School Success for Children of Divorce Part II
October 30th, 2017 by Marta J. Papa
Think of the other parent as your business partner
““Parents need to communicate as co-parents. Think of being a co-parent like being a business partner. This will take emotion out of the equation,” says Garon. She suggests that parents agree to communicate once a week and always away from the child. They should agree ahead of time about the topics of the conversation and keep their focus on what is going to help their child be successful in school. Keep the conversation short, respectful, and keep blaming and judging out of the dialogue.” (https://www.greatschools.org/gk/articles/kids-divorce-and-school-success/)
Focus on the needs of your child rather than who’s spending the most time with them. Remember that your ex may be your ex but they’re still your child’s parent. So when you talk about your child, talk to them as a capable parent, keeping your own biased feelings about them out of the picture.
Rethink the schedule as your child grows
As your child grows and takes on new activities and responsibilities, it’s important to revisit the schedule and be flexible. Keeping an open dialogue with your ex when it comes to things like sports and other extracurricular activities is essential to setting your child up for success.

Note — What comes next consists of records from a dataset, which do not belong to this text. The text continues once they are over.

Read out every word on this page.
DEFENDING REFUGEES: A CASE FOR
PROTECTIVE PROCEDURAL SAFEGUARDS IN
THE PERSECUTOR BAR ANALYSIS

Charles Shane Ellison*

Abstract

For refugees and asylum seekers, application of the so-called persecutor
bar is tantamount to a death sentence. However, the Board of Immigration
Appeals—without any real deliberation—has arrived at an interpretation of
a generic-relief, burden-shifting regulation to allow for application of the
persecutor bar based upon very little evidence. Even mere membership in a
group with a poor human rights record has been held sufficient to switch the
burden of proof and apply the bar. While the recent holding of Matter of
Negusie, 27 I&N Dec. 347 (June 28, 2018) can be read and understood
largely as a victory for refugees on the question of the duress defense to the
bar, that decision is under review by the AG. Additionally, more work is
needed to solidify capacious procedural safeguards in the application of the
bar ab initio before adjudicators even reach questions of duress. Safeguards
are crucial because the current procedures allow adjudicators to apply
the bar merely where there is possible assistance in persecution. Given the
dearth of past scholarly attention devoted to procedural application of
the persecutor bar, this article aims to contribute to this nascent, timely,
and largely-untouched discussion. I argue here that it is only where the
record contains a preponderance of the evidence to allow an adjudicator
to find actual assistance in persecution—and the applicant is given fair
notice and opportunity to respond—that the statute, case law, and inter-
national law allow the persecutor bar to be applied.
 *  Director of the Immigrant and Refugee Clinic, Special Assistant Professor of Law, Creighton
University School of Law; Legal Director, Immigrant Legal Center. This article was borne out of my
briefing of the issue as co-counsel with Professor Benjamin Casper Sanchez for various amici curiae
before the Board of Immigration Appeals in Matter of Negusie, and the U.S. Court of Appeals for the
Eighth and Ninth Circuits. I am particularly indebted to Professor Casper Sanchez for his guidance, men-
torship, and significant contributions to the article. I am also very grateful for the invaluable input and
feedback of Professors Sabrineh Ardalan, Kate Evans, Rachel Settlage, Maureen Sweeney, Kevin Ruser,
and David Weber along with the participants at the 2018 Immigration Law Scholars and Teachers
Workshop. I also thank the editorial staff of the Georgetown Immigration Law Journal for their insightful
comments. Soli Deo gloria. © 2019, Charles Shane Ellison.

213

Keep each other in the loop
Unless there is a legal reason not to, it’s a good idea to have both parents listed as emergency contacts on school forms. Be sure both parents are independently receiving communication from the school, including report cards and information about upcoming events.
Watch for warning signs
If your child is experiencing any sudden behavioral changes it could be a warning sign that the divorce is taking a toll. You know your child, if something seems off, it’s best to be proactive. Reading books about divorce and taking your child to divorce support groups or a counselor are great places to start.